L’altro uomo, di giorno in giorno, passando di attività in attività, di distrazione in distrazione, ebbro nella libertà della quale godeva, rimaneva sempre più invischiato nelle azioni che compiva, nelle persone che frequentava e nelle emozioni delle quali cercava sempre più di riempirsi. Le costrizioni che a volte gli si presentavano, le limitazioni che la realtà gli poneva di fronte, gli sembravano sempre di più come un’imposizione, e gli pesavano enormemente. Cercava di sfuggire e di evitare qualsiasi cosa che in qualche modo limitasse la sua libertà. Anche le altre persone stavano iniziando a risultare come dei limiti, perché non lo seguivano in tutto quello che faceva, e il terreno bruciato intorno a lui cresceva. Gli sembrava che gli altri non lo capissero più, cercava relazioni estemporanee, brevi, che lo soddisfacessero sul momento ma che non durassero molto. Era sempre più convinto della sua intelligenza, della sua bravura e del suo poter fare tutto ciò che voleva. Gli ostacoli che gli sorgevano di fronte erano solo problemi da analizzare e da superare nel più breve tempo possibile. Tutto era in funzione di lui, e ai suoi occhi chi non lo capiva o era stupido o era schiavo di determinate dinamiche, consuetudini o abitudini che non gli permettevano di essere libero come lui era libero.

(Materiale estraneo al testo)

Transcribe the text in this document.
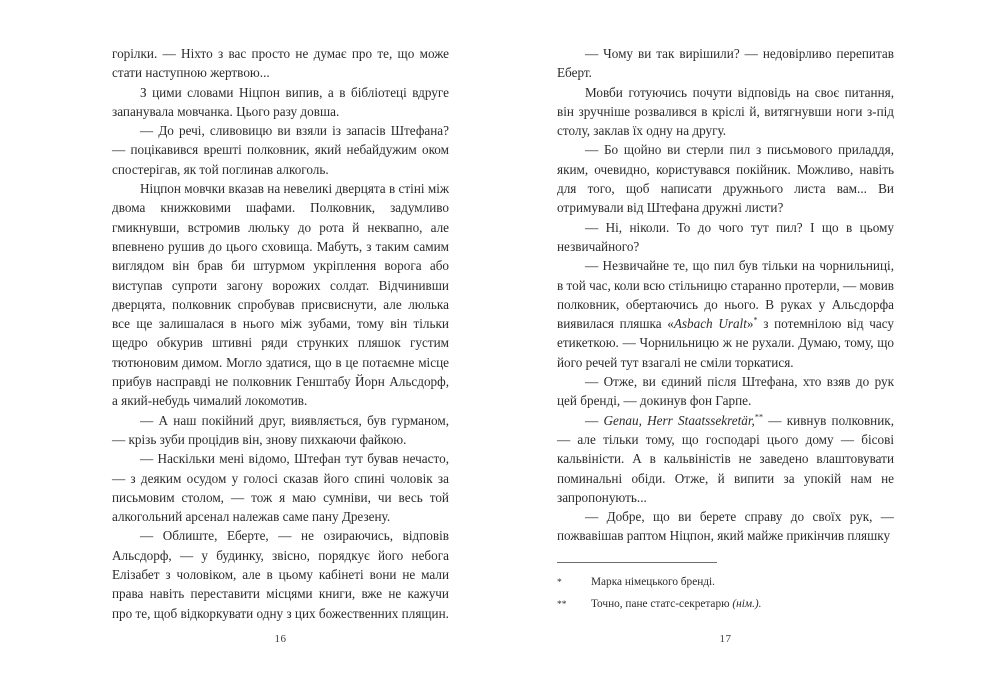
горілки. — Ніхто з вас просто не думає про те, що може стати наступною жертвою...

З цими словами Ніцпон випив, а в бібліотеці вдруге запанувала мовчанка. Цього разу довша.

— До речі, сливовицю ви взяли із запасів Штефана? — поцікавився врешті полковник, який небайдужим оком спостерігав, як той поглинав алкоголь.

Ніцпон мовчки вказав на невеликі дверцята в стіні між двома книжковими шафами. Полковник, задумливо гмикнувши, встромив люльку до рота й неквапно, але впевнено рушив до цього сховища. Мабуть, з таким самим виглядом він брав би штурмом укріплення ворога або виступав супроти загону ворожих солдат. Відчинивши дверцята, полковник спробував присвиснути, але люлька все ще залишалася в нього між зубами, тому він тільки щедро обкурив штивні ряди струнких пляшок густим тютюновим димом. Могло здатися, що в це потаємне місце прибув насправді не полковник Генштабу Йорн Альсдорф, а який-небудь чималий локомотив.

— А наш покійний друг, виявляється, був гурманом, — крізь зуби процідив він, знову пихкаючи файкою.

— Наскільки мені відомо, Штефан тут бував нечасто, — з деяким осудом у голосі сказав його спині чоловік за письмовим столом, — тож я маю сумніви, чи весь той алкогольний арсенал належав саме пану Дрезену.

— Облиште, Еберте, — не озираючись, відповів Альсдорф, — у будинку, звісно, порядкує його небога Елізабет з чоловіком, але в цьому кабінеті вони не мали права навіть переставити місцями книги, вже не кажучи про те, щоб відкоркувати одну з цих божественних плящин.

16

— Чому ви так вирішили? — недовірливо перепитав Еберт.

Мовби готуючись почути відповідь на своє питання, він зручніше розвалився в кріслі й, витягнувши ноги з-під столу, заклав їх одну на другу.

— Бо щойно ви стерли пил з письмового приладдя, яким, очевидно, користувався покійник. Можливо, навіть для того, щоб написати дружнього листа вам... Ви отримували від Штефана дружні листи?

— Ні, ніколи. То до чого тут пил? І що в цьому незвичайного?

— Незвичайне те, що пил був тільки на чорнильниці, в той час, коли всю стільницю старанно протерли, — мовив полковник, обертаючись до нього. В руках у Альсдорфа виявилася пляшка «Asbach Uralt»* з потемнілою від часу етикеткою. — Чорнильницю ж не рухали. Думаю, тому, що його речей тут взагалі не сміли торкатися.

— Отже, ви єдиний після Штефана, хто взяв до рук цей бренді, — докинув фон Гарпе.

— Genau, Herr Staatssekretär,** — кивнув полковник, — але тільки тому, що господарі цього дому — бісові кальвіністи. А в кальвіністів не заведено влаштовувати поминальні обіди. Отже, й випити за упокій нам не запропонують...

— Добре, що ви берете справу до своїх рук, — пожвавішав раптом Ніцпон, який майже прикінчив пляшку

*	Марка німецького бренді.
**	Точно, пане статс-секретарю (нім.).
17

Il suo orizzonte era occupato interamente da se stesso. Tutto tornava, nella sua ottica; tutto capiva, tutto poteva essere spiegato. Ciò che esulava dal suo controllo non era interessante, perché non riguardava lui. Ogni cosa che potesse provocarlo o scuoterlo, contraddirlo, impedirlo, ostacolarlo, era subito etichettata come superstizione o debolezza di chi non era forte come lui. L’amore stesso, la perseveranza, la stabilità, la fedeltà, iniziavano ad apparirgli come difetti di chi aveva scelto di vivere una vita di servizio, e non di successo. La vita stessa iniziava a non bastargli più, voleva sempre di più, emozioni sempre più forti, relazioni sempre più sorprendenti, orizzonti sempre più aperti. Allo stesso tempo la vita quotidiana, fatta di consuetudini, di ripetizioni, di ordinarietà, gli risultava sempre più oppressiva, sempre più noiosa, e non riusciva a starci dentro. Cercava qualcosa di diverso, qualcosa di più, qualcosa che non arrivava mai a raggiungere.

Il primo uomo aveva delle catene, era costretto tra quattro mura, non poteva uscire. Il suo orizzonte era un muro grigio. Eppure stava iniziando a sperimentare una libertà diversa. Aveva incominciato a scegliere di vivere come gli era chiesto, senza cercare ogni volta quel di più, perché si accorgeva che questa istanza, pur distraendolo e motivandolo sul momento, non lo portava a stare meglio, ma anzi a vivere una frustrazione sempre maggiore. La quotidianità iniziava a dargli pace. Stava intraprendendo un cammino di conoscenza di sé profonda, iniziava a chiedersi per che cosa avesse vissuto fino a quel momento. Quali erano le motivazioni che giacevano dietro alle sue azioni, alle sue scelte? E il carcere, con i suoi ritmi omogenei e ripetitivi, gli stava dando l’occasione di lavorare su queste domande, di andare a fondo, di sviscerare la sua identità più intima, di scoprire chi era veramente. Ogni momento in cui si sentiva annoiato era un’occasione per andare ancora più a fondo, vincendo la tentazione di sfuggire a quel senso di vuoto ma scegliendolo lui per primo liberamente, senza costrizioni. Fatto questo passo la noia e l’ansia lasciavano spazio a un senso di pace e di calma, che gli facevano quasi desiderare di passare tutta la vita in quella cella, che gli permetteva di lavorare così a fondo su di sé e di purificare profondamente le sue abitudini più insane e malate. Stava guarendo.

Il secondo uomo non aveva catene, era libero, poteva fare ciò che voleva. Il primo uomo non poteva fare niente, se non ciò che era obbligato a fare.

Noi siamo questi due uomini: a volte l’uno, a volte l’altro.

2021-01-23 Guglielmo Scocco – novizio del secondo anno.